“Müze Kent” Bursa
Çok eski çağlardan beri yerleşimlere sahne olan Bursa ve çevresi, Osmanlı İmparatorluğu’nun ilk başkenti olmuştur. Hanlar bölgesi de dahil olmak üzere çok sayıda anıtsal esere sahip olan kent, İstanbul’un devlet merkezi olmasının ardından ikinci plana itilmiş gibi gözükse de manevi bir başkent olma niteliğini sürdürmüş; Osmanlı kent kültürünün ana odaklarından birisini meydana getirmiştir. I. Dünya Savaşı sonrasında ve kurtuluşun ilanına kadar işgal altında kalan kent zor bir dönemden geçmiş, Cumhuriyet döneminde yeniden ipek fabrikalarının kurulması, gerek kent merkezi gerekse ilçe ve köylerinde gerçekleştirilen imar atılımları ile büyük bir gelişme göstermiş ve ülkenin dördüncü büyük kenti olmuştur.
Tarihi özetin sonucunda vurgulanması gereken, Bursa kentinin Osmanlı kent kültürünü anıtlar bölgeleri ile korumuş olup Cumhuriyet sonrası süreçte de dönemin birçok modern sivil mimari örneğine sahip olduğudur. Bursa bu niteliğini kentlileri için iyi bir yaşam yeri anlamında sürdürürken, yerli turizmi ve yabancı turları kendine çekebilme potansiyeli ile kent ekonomisine katkı sağlama yönünden büyük bir potansiyele sahiptir. Bu bağlamda Bursa için “müze kent” uygun bir kent vizyonudur. İlk çağlardan beridir tarihin tüm evrelerine tanıklık eden, ve bu evrelerin izlerini çeşitli biçimlerde taşıyan kentin özellikle Hanlar bölgesi gibi bir odak noktasında bugünün temsili bir mimari düzenlemeye ihtiyacı vardır.
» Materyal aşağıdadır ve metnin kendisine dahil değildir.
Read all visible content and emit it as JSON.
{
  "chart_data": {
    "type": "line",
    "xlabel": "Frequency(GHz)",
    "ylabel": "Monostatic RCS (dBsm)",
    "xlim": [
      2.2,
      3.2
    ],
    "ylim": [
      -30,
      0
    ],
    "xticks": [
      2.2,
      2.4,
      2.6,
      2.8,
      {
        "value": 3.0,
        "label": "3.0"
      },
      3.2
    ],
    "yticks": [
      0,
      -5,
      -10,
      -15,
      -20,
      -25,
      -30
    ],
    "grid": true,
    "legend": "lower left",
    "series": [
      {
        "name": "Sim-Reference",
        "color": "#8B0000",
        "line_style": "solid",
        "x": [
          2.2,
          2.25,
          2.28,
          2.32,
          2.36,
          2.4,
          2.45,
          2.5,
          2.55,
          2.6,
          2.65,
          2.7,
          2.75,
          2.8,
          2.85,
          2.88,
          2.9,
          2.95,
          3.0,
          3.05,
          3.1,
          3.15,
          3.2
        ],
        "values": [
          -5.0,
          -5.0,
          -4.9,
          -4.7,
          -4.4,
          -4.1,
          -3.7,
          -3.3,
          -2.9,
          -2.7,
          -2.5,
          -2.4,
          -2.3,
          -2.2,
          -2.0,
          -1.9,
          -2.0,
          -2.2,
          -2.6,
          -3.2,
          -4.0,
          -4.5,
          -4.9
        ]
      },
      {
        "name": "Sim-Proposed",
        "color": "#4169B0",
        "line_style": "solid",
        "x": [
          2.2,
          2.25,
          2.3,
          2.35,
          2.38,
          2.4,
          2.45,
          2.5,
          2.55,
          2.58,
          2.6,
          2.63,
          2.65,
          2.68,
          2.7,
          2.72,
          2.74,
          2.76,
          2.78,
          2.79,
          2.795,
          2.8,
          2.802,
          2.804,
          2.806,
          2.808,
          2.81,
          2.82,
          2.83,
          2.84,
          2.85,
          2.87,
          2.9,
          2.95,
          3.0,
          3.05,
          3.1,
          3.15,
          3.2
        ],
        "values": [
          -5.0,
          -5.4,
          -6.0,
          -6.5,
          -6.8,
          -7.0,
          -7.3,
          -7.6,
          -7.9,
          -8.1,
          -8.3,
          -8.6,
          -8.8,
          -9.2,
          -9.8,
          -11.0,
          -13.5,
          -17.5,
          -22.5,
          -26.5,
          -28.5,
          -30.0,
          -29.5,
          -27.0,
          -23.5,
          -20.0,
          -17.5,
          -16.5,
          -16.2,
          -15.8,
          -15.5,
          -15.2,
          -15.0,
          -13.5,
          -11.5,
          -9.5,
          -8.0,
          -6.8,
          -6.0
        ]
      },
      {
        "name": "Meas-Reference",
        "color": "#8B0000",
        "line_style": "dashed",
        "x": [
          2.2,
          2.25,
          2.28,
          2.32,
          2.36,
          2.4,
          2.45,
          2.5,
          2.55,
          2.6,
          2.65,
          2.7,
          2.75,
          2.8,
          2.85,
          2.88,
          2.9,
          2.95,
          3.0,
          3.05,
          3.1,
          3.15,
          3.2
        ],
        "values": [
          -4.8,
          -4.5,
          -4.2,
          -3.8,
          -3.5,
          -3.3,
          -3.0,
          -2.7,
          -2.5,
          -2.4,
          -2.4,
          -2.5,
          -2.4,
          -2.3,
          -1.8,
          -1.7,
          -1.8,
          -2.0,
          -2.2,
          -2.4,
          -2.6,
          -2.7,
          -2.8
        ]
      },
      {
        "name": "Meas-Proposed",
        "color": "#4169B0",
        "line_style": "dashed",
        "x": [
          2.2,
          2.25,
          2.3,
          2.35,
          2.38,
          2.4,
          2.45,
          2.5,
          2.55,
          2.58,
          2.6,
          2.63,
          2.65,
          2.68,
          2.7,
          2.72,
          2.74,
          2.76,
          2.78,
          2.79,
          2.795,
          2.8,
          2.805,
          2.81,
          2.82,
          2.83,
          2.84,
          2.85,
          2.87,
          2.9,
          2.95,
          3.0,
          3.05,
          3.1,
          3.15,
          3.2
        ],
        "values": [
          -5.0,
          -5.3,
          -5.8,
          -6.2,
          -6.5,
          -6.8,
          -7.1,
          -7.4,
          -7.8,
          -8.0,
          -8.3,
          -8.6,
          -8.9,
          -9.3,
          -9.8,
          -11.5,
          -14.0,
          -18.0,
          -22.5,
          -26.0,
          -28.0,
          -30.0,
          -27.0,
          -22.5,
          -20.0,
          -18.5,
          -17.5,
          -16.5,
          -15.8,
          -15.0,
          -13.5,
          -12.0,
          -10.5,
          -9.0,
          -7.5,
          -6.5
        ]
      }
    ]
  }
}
Önerimiz, büyük ölçekli kentsel planlama ve alt ölçekte kentsel tasarım kararlarını Bursa kenti tarihi ve kültürel katmanlarının günümüze sürekliliği çerçevesinde ele almaktadır. Bu bağlamda “eski – yeni kültür varlıklarını koruma öncelikli”, parçalardan anlamlı ve okunabilir alternatifler kuran, Hanlar bölgesini tüm kentliye sunmayı hedefleyen, yapısal ve doğal peyzajı tüm tarihsel ve kültürel katmaların bir parçası ve kronolojik açıdan günümüzdeki devamı gibi gören, halihazır kentsel kullanım alışkanlıklarının olumlu yanlarını veri kabul edip farklı işlevler ile besleyerek 24 saat yaşayan bir bölge olmasını amaçlayan bir projedir.
Kentsel Konum, Yakın Çevre ve Kent Kurgusunun Mevcutla İlişkisi
Bursa, fiziki (topografik yapısı itibariyle lineer gelişen bir kenttir. Tarihi çevrede de dağın eteklerinde, Çekirge-Muradiye-Hanlar Bölgesi-Yeşil Cami ve Yıldırım çekim noktaları birbirilerine doğru tarihi süreç içerisinde bağlanmış ve kent bu paralelde (lineer) gelişim modeline zorlanmıştır. Koza Han, Ulu Cami, Gazi Orhan Camii ve Tarihi Belediye Binası önünde yer alan ve Bursa’nın tarihi, turistik ve kültürel kimligi açısından büyük önem tasıyan “Orhangazi Meydanı” gerek Bursalılar gerekse de sehri ziyaret eden yerli ve yabancı turistler tarafından yogun bir sekilde kullanılan bir konuma sahip olup bu ana lineer omurganın merkezi noktasında yer alması sebebiyle önerilen proje ile beraber Bursa’nın tarihi ve modern yüzünü yan yana getirmeyi hedeflemektedir.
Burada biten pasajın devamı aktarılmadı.